Selon un rapport récent, 35 % des climatiseurs individuels vendus dans dix pays africains sont des climatiseurs de faible efficacité énergétique. Les climatiseurs contenant du R22 représentent 47 % du marché, tandis que 49 % contiennent du R410A. La mise en place de normes de performance énergétique minimales (NPEM) et l’interdiction des climatiseurs utilisant des frigorigènes à fort PRP pourraient empêcher un tel dumping environnemental.

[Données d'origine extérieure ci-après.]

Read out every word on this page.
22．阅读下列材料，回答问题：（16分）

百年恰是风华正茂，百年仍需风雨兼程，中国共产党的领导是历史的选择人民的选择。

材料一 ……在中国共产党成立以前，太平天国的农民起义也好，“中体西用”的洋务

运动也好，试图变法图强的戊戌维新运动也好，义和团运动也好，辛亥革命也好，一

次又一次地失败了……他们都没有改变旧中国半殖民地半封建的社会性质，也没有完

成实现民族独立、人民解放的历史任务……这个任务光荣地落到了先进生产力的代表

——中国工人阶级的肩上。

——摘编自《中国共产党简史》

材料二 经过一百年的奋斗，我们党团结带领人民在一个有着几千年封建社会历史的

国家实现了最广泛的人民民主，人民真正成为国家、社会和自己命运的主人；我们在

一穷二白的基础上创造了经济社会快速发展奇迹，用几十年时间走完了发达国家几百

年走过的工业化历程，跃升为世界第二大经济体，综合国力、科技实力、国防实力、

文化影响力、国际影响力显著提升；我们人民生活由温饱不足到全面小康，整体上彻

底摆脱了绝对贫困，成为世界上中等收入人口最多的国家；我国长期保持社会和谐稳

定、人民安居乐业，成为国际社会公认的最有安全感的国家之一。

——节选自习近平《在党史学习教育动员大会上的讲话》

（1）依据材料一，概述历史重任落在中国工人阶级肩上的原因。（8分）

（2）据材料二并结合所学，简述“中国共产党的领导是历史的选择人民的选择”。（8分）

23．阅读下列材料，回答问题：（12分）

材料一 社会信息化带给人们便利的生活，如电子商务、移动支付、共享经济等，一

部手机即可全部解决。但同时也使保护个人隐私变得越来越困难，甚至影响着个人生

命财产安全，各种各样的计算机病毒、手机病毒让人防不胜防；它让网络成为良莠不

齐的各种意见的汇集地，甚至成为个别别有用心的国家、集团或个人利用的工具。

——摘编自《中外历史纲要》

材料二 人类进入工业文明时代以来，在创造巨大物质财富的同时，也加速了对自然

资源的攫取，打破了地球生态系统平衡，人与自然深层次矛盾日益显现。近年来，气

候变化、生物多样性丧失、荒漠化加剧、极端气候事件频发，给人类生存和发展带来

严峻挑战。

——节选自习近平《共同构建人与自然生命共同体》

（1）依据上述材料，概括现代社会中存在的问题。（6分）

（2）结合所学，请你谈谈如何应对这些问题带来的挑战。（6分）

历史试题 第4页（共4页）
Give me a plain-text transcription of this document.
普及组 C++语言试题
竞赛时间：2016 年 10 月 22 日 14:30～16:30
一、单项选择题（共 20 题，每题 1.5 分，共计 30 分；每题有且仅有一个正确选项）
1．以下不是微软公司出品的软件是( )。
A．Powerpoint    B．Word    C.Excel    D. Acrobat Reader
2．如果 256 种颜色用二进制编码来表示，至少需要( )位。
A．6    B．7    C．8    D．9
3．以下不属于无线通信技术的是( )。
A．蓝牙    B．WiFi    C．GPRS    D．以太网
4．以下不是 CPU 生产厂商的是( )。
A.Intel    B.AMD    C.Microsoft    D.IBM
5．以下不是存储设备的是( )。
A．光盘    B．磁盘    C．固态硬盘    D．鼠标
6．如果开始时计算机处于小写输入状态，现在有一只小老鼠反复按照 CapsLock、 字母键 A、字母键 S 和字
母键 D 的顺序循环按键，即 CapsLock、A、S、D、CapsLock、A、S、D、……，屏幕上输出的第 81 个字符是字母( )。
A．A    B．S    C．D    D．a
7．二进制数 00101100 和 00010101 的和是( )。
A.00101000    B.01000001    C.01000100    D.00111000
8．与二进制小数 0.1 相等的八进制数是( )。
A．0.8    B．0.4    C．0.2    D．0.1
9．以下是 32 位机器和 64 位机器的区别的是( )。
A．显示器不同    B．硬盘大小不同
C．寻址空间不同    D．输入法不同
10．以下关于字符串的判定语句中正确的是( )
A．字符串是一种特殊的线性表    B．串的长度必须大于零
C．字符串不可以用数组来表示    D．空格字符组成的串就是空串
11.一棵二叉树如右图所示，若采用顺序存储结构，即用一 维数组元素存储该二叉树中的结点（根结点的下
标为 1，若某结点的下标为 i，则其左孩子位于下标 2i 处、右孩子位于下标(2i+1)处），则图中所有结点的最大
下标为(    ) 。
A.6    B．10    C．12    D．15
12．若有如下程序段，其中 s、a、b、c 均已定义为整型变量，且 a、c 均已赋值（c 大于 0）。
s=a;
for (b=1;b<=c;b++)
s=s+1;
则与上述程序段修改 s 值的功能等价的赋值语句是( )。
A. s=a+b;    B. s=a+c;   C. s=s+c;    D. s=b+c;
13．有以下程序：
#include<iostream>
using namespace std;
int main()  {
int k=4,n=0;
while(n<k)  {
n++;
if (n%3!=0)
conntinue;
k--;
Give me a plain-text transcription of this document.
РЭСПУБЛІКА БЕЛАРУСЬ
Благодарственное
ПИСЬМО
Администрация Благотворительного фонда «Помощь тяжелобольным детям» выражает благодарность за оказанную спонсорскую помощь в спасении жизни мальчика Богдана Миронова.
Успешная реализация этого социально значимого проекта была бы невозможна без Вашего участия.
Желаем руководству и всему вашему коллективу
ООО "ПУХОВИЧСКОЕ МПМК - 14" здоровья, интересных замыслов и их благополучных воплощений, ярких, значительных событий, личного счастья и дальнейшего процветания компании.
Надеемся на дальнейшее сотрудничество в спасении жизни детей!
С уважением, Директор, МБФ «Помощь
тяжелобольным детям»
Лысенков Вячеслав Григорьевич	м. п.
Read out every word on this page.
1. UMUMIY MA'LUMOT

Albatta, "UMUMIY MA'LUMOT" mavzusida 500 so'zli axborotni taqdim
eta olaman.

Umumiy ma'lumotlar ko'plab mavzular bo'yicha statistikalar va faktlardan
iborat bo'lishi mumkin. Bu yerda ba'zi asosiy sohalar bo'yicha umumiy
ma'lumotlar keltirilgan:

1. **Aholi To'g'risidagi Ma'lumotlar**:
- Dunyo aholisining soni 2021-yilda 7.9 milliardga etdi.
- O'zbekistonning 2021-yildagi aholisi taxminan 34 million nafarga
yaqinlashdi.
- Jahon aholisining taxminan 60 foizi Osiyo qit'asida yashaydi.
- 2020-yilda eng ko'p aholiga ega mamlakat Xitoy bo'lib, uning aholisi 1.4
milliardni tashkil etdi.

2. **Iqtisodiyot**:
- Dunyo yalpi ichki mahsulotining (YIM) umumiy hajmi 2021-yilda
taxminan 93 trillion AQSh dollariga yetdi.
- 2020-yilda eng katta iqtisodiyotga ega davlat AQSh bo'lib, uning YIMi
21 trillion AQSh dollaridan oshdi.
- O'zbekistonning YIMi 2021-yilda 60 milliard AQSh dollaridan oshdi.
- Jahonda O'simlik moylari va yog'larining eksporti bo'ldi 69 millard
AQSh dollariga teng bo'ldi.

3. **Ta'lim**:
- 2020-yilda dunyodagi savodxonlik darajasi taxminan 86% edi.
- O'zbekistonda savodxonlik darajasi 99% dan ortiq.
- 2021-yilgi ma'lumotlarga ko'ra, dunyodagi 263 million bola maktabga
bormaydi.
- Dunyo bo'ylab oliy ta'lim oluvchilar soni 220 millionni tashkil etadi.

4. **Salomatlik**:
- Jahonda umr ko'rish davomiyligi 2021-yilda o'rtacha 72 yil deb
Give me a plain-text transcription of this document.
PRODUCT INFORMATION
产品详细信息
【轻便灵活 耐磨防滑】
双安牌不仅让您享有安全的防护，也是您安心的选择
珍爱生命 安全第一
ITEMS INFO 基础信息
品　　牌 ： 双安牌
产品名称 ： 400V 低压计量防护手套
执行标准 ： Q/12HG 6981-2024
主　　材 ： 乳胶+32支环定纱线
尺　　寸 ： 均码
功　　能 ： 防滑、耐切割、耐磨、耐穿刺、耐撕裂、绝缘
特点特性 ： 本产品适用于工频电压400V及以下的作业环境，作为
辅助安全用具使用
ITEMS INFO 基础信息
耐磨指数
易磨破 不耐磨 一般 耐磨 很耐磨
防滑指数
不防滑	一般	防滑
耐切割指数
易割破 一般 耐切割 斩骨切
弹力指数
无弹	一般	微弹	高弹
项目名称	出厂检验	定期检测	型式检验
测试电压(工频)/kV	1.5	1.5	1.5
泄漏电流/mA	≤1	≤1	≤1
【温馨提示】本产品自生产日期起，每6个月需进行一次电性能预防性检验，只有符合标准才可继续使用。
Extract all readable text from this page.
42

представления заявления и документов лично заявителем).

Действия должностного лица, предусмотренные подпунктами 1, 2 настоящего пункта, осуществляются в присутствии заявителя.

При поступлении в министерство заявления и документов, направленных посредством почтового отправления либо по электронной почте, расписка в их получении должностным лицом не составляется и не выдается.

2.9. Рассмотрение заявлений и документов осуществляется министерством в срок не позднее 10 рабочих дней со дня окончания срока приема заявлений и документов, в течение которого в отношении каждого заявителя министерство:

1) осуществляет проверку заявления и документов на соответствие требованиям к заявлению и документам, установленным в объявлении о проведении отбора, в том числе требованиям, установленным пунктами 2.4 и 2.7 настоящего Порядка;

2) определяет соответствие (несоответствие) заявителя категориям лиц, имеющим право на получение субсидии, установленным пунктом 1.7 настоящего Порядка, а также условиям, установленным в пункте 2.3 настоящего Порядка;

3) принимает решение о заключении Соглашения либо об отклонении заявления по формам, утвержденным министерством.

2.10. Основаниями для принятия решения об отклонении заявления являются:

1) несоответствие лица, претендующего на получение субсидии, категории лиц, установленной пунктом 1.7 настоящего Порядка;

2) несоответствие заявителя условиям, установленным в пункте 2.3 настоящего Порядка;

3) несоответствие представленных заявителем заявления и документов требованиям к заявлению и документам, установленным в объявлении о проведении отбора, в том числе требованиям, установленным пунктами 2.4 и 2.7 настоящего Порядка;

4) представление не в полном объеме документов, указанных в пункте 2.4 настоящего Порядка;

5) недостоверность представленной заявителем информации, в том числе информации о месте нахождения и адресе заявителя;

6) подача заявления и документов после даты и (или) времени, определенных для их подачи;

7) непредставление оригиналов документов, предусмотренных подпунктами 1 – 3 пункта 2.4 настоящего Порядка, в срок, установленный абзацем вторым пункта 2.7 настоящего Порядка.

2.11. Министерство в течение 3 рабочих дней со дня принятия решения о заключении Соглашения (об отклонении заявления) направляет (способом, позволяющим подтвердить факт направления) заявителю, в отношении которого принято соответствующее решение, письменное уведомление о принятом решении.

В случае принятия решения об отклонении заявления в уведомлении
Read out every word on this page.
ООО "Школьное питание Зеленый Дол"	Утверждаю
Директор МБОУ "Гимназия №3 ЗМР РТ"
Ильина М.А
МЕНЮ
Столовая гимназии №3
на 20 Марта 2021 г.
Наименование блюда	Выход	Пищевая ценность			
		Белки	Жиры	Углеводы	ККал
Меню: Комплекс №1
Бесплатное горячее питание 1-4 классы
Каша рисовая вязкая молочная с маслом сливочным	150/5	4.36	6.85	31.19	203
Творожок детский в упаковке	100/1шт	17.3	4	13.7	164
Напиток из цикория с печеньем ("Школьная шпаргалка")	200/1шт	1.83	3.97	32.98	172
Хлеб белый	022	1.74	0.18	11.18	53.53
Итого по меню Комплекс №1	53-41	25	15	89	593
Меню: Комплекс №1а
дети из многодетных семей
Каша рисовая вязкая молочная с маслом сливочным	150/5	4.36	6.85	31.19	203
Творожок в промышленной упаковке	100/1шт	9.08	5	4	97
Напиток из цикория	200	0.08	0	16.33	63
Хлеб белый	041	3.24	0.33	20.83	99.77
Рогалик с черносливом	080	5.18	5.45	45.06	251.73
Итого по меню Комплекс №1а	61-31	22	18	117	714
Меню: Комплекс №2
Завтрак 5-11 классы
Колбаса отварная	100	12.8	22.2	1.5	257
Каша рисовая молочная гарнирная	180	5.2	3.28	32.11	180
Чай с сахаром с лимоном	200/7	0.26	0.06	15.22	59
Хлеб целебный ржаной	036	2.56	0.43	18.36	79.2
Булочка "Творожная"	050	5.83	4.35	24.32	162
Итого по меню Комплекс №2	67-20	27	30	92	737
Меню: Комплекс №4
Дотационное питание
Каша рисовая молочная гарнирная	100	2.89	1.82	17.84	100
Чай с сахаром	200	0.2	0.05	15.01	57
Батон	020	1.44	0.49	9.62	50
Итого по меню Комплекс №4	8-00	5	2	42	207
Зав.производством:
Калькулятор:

Le marché africain du conditionnement d’air n’a cessé de croître entre 2005 et 2019. En 2018, la taille du marché des climatiseurs individuels en Afrique a été estimée à environ 2,8 millions d’unités. [1] En 2019, le marché du conditionnement d’air en Afrique avait progressé de 8,8 % d’une année sur l’autre, avec en tête l’Algérie (679 000 unités), le Nigeria (628 000 unités) et l’Egypte (620 000 unités). Les climatiseurs split occupent 80 % à 90 % du marché des climatiseurs individuels et, en général, les modèles contenant du R22 prédominent. [2]

 

Le CLASP (Collaborative Labelling and Appliance Standards Program) a récemment publié un rapport examinant le marché des climatiseurs split en 2018 dans 10 pays qui représentent 96 % du marché africain :  Algérie, Égypte, Éthiopie, Ghana, Kenya, Maroc, Nigeria, Afrique du Sud, Tanzanie et Tunisie. Dans ce rapport, les « climatiseurs à faible efficacité énergétique » ont été définis comme des climatiseurs individuels dont le taux d’efficacité énergétique (efficiency energy ratio ; EER) était inférieur au seuil minimal de 3,0 W/W.  Étant donné qu’un EER de 3.0 W/W est le seuil minimal pour la plupart des pays qui exportent des climatiseurs vers les pays africains, ces produits ne pourraient pas être vendus dans les pays où ils sont fabriqués.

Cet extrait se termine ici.